P – Teria algumas dicas para quem já é empresário ou atua no ramo?
M – Cabe destacar que há demanda por experiências diferenciadas, personalizadas e exclusivas em alguns casos. Além do conhecimento técnico específico relacionado ao vinho, é necessário conhecer o público que se pretende atender e ofertar novidades sempre. Atualizar-se e saber o que está acontecendo no Brasil e no exterior é fundamental. Além disso, é necessário acolher bem a todos, demonstrando hospitalidade e atenção aos detalhes.

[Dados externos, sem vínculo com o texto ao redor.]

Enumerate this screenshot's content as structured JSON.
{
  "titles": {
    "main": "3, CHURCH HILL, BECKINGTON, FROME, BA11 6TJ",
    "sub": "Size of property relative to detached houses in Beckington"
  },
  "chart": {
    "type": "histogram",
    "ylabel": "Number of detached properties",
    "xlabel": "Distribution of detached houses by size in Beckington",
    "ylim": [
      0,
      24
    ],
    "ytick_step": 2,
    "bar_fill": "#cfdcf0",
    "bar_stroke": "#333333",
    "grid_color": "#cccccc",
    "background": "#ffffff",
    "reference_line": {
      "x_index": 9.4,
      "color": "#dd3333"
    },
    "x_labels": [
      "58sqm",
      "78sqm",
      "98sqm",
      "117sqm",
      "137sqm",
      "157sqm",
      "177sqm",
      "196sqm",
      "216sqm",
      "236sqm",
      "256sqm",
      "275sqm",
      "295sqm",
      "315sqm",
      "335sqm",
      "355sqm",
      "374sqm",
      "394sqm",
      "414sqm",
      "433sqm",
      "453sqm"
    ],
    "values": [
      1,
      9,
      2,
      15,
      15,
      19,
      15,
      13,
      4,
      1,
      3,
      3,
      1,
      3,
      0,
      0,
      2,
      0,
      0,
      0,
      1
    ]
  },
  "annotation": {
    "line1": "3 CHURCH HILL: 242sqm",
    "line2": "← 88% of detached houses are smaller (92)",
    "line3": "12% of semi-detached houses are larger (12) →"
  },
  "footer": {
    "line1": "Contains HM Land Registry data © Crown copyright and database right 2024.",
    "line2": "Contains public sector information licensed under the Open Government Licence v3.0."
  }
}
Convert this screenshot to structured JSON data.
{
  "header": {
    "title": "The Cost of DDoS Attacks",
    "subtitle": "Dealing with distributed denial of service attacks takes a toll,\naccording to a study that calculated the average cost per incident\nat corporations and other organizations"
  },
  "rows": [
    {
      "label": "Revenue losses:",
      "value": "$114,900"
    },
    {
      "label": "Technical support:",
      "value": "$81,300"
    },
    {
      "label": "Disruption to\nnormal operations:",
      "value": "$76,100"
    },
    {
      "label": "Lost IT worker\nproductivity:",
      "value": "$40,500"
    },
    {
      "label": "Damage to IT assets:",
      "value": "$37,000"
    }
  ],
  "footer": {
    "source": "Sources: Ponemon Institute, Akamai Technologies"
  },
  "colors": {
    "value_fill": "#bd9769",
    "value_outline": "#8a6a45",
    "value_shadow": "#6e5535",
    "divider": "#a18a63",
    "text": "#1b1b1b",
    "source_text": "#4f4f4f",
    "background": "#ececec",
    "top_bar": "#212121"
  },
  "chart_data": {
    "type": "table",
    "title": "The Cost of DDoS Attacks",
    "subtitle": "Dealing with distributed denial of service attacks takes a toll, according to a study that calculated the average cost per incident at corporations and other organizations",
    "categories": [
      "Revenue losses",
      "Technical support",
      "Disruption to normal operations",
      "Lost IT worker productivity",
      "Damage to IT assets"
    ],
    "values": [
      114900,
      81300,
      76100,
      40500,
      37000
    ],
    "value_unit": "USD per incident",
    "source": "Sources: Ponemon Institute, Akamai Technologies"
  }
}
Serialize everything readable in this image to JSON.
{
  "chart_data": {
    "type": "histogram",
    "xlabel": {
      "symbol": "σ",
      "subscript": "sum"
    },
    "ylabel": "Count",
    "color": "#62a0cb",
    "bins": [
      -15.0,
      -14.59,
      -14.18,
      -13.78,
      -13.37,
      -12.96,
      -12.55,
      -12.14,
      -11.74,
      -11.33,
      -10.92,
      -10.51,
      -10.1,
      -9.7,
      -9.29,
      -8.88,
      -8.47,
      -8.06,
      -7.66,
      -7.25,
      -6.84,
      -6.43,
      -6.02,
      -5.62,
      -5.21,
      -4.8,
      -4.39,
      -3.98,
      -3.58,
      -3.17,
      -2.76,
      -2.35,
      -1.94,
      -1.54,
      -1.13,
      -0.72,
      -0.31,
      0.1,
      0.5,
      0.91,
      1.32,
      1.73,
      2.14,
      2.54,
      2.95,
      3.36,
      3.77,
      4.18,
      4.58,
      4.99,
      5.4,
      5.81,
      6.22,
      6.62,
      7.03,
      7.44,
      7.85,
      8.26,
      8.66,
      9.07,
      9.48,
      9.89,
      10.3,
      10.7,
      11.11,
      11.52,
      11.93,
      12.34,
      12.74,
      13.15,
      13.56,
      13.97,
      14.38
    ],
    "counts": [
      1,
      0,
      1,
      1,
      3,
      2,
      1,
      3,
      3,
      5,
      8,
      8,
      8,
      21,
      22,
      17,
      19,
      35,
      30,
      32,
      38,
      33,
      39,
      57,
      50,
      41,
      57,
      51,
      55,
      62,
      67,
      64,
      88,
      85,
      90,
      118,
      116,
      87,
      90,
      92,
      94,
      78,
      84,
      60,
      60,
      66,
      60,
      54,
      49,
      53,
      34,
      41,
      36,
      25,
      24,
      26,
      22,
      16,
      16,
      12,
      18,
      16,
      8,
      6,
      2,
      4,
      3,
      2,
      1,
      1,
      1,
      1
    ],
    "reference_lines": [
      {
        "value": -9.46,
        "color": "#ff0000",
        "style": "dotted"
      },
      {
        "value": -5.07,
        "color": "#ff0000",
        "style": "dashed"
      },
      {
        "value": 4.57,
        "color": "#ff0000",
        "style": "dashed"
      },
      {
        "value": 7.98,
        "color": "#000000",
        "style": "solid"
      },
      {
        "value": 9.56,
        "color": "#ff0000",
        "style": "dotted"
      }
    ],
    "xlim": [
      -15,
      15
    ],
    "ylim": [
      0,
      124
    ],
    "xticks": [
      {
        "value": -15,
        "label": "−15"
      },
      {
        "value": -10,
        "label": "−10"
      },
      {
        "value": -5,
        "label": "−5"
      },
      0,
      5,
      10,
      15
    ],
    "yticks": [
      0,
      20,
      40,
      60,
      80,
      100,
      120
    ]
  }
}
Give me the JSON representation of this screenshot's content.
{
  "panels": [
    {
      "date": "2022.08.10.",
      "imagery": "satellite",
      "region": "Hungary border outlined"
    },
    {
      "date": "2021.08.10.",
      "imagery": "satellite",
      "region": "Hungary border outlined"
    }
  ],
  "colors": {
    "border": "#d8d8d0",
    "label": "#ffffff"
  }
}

Além das informações gentilmente trazidas pela entrevistada, é importante, ainda, destacar que várias formações são importantes para o setor, desde administração e contabilidade para gerir uma empresa, agronomia para quem trabalha com a parte natural e plantações da propriedade, o turismo para elaboração e execução de projetos turísticos e, principalmente, enólogos e sommeliers que são profissionais ligados especificamente ao vinho e trazem informações fundamentais para os apreciadores da bebida.
Alguns fatores do cotidiano de uma empresa têm valor determinante também no sucesso deste negócio. Atingir o cliente, por exemplo, é o principal objetivo de uma empresa que trabalha com venda de produtos e comercialização de serviços, bom atendimento é fundamental para que o consumidor final, seu cliente, se sinta acolhido, bem recebido e propague coisas boas do seu estabelecimento para mais pessoas. O bom atendimento envolve vários setores, dentre eles:
– Canais de comunicação: são meios excelentes de contato com seu cliente e estão disponíveis principalmente através da internet: email, twitter, facebook, instagram, whatsapp. Se você disponibilizar algum desses canais para seu cliente, esteja presente, dê retorno, responda com simpatia e acolhimento.
– Agenda: organize sua agenda para não haver falhas, muitos turistas e clientes que agendam vem de outras cidade para visitar seu local e raramente poderão alterar suas estadas por conta de falhas no atendimento.
– Treinamento da equipe: treine sua equipe para receber com simpatia e alegria o turista, além disso, informações claras e precisas nas degustações e tours são fundamentais. Uma equipe bem orientada e tratada com respeito pelos seus superiores fará o mesmo com o cliente que chegar no seu estabelecimento e isso é sinônimo de retorno pra você que é empresário empreendedor.
– Atrativos: quanto mais atrativos você tiver para oferecer, mais clientes vão procurar a sua empresa e não esqueça dos cuidados básicos de organização, infraestrutura para receber turistas, higiene e facilidades/praticidade no pagamento.
– Parcerias: parcerias com profissionais da comunicação (jornalistas, fotógrafos, influencers, etc) também são ótimas opções para divulgar ainda mais seu local. Lembre-se, no entanto, de sempre avaliar antes de fechar propostas, verifique o currículo do profissional, os materiais feitos anteriormente, observe o perfil do instagram e seus seguidores – pois atualmente ter um milhão de seguidores não significa tudo, é preciso ver a qualidade do conteúdo postado e a dinâmica do perfil.
Clientes satisfeitos irão comentar com a família e amigos sobre a experiência que tiveram em um estabelecimento comercial e isso poderá trazer ainda mais turistas ou clientes para o local, mas, caso um cliente tenha sido mal recebido, isso também será propagado, o que resulta em um retorno negativo para o empresário. Na era da internet, toda e qualquer informação corre em uma velocidade impressionante! Siga essas dicas simples e tenha certeza do sucesso no seu empreendimento!